Malgré une bonne résistance globale, Groupe ADP (Aéroports de Paris) a vu son chiffre d’affaires consolidé reculer légèrement au cours des trois premiers mois de 2026. Un effet direct des tensions géopolitiques au Moyen-Orient, une région où le gestionnaire aéroportuaire français est présent via ses participations internationales.
Selon les chiffres publiés fin avril, le chiffre d’affaires consolidé de Groupe ADP s’est établi à 1,472 milliard d’euros au premier trimestre 2026, en baisse de 0,9 % (soit 14 millions d’euros) par rapport à la même période de 2025. Cette contraction s’explique principalement par l’impact du conflit au Moyen-Orient sur plusieurs segments d’activité.
Des performances contrastées selon les activités
Les activités International et développements aéroportuaires ont particulièrement souffert, avec un recul de 6,0 % (– 27 millions d’euros) à 424 millions d’euros. Les revenus issus du Retail et Services ont également baissé de 1,0 % (– 5 millions d’euros) à 484 millions d’euros, pénalisés en outre par des effets comptables défavorables et des taux de change.
En revanche, les activités dans les aéroports parisiens, Paris-Charles de Gaulle et Paris-Orly, ont affiché une belle progression de 5,0 % (+ 24 millions d’euros) à 504 millions d’euros, démontrant la solidité du cœur de métier en France.
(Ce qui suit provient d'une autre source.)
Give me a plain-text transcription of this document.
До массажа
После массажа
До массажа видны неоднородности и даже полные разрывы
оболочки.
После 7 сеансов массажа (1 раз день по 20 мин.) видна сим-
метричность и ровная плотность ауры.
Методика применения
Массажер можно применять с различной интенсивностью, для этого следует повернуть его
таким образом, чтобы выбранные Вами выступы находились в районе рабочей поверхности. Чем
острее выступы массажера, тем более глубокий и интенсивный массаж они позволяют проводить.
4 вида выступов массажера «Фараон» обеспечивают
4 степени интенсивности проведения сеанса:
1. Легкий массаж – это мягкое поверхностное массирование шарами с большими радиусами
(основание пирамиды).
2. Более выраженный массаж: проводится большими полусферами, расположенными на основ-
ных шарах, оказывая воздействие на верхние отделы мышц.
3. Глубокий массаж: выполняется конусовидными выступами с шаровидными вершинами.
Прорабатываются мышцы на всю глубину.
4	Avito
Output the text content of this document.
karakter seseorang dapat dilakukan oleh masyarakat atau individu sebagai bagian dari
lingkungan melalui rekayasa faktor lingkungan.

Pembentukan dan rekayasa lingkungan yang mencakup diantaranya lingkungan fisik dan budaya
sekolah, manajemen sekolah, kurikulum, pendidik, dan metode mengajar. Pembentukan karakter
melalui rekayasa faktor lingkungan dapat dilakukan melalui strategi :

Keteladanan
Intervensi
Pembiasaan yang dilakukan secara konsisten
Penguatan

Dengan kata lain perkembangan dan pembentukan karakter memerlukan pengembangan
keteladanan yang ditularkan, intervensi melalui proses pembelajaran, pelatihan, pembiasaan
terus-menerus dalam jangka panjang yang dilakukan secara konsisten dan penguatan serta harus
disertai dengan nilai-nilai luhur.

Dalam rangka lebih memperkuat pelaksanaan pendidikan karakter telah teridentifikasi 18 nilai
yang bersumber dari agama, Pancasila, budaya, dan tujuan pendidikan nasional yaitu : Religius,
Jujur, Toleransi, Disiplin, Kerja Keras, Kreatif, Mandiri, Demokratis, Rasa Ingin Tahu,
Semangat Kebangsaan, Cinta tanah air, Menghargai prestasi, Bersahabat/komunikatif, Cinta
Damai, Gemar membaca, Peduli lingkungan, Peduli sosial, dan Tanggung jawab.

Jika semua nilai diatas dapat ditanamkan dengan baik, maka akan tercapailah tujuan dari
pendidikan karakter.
Philippe Pascal, Président-directeur général de Groupe ADP, a commenté : « Pendant le premier trimestre 2026, Groupe ADP a fait preuve d’une bonne résilience. Malgré la crise au Moyen-Orient, le trafic du Groupe a progressé de 2,3 % par rapport à la même période en 2025, avec un total de 83,9 millions de passagers accueillis sur notre réseau d’aéroports, dont 23,6 millions à Paris, en hausse de 2,6 %. »
Trafic en hausse, mais sous pression en mars
Le trafic global du groupe a atteint 83,9 millions de passagers sur les trois premiers mois (+ 2,3 %). À Paris-CDG et Paris-Orly, 23,6 millions de passagers ont été accueillis (+ 2,6 %). En mars seul, le trafic groupe s’est élevé à 27,8 millions de passagers (+ 1,0 %), tandis que les aéroports parisiens ont enregistré 8,3 millions de passagers (+ 3,4 %).
Cependant, le mois de mars a déjà reflété les premières conséquences des perturbations géopolitiques : ajustements des programmes de vols, restrictions d’espaces aériens et impacts sur plusieurs plateformes du groupe. Groupe ADP avait d’ailleurs anticipé ces effets dès mi-mars. Le gestionnaire des aéroports parisiens rappelle que le trafic entre Paris et le Moyen-Orient représentait environ 5 % du trafic parisien en 2025, avec des parts encore plus significatives sur certaines plateformes internationales (TAV Airports en Turquie et région, GMR en Inde, Amman en Jordanie).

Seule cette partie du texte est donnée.